You all know from my last post that I miss my mom. Sunday was the 4-year anniversary of her passing. We've had a lot of instances of death here at work this week (it sort of comes and goes, it seems), and two good friends from work are dealing with the illness and impending loss of close loved ones. When it rains, it pours, I guess.
So, rather than dwell on all of that sadness as I have been all week, I'm going to try to focus on the blessings in life and things I've learned since dealing with my mom's death 4 years ago as a 24-year old (barely 24 at that).

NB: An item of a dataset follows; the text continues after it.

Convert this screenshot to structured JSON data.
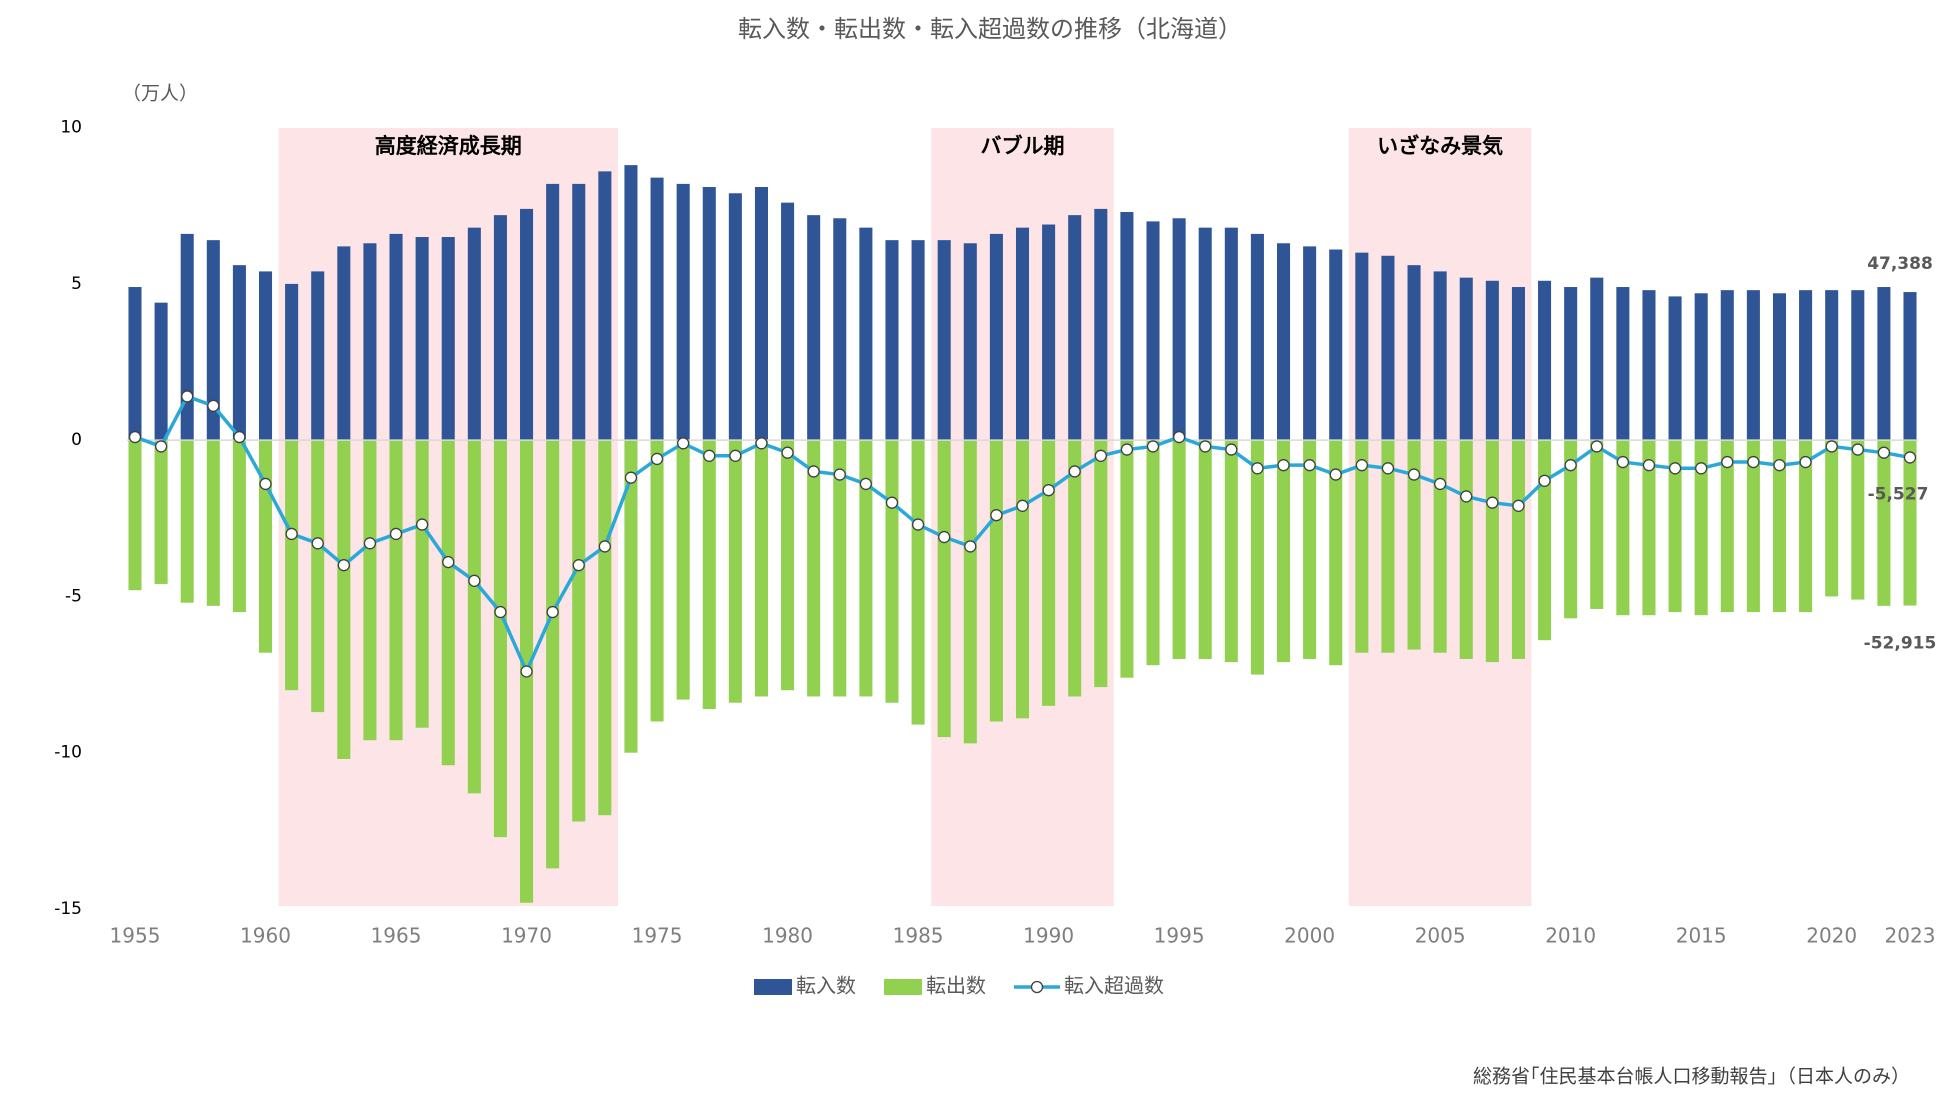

Tell people you love them! I say that all the time, because it's so important to me. You truly never know when the last time is that you'll get the opportunity to say, "I love you." So do it now. Trust me, I know how easy it is to think "Oh, that'll never happen to me. Everyone I know is young/healthy/knows I love them." I thought that way too for a long time. Get over those thoughts - take the opportunity NOW.
Talk about your wishes for the future, both in times of health and in times of illness. Talk about your dreams and your goals with your loved ones...things you want to do, things you want to see, to say, things you love. Also talk about what you want for your care should something happen...it's extremely important to let others know what you want both in life and in death.
Do something about it! Don't wait til tomorrow to make something happen that you want. I'm the first person to say (even now) that I don't have time...I have too many commitments...everyone else's needs should come first...I can't get away from work. Bull. Even I know it's crap. Make time to enjoy life now.
Remember. One of the things I'm most looking forward to with kids is telling them about their grandma and about their great grandpa (my grandpa), and having Mike tell them about their great grandpa (his grandpa). We both have such great admiration for our grandparents and my mom and wish our kids could have known them. But, God had other plans for them, so we'll tell their story instead. It wouldn't do anyone any good to push that memory aside and not talk about them just because it hurts.
I don't have all the answers. It would be nice if I did, but that won't happen. I just know how I've learned to deal with things because I've been forced to.
I got a text from my brother the other day. He's not the most emotional guy in the world, and doesn't remember dates or events. He's a typical 25 year old guy :) Anyway, the text he sent me said, "Hard to believe it's been 4 years, huh?" 8 words. And he completely summed up what I was feeling. It's good to know I'm not alone in this.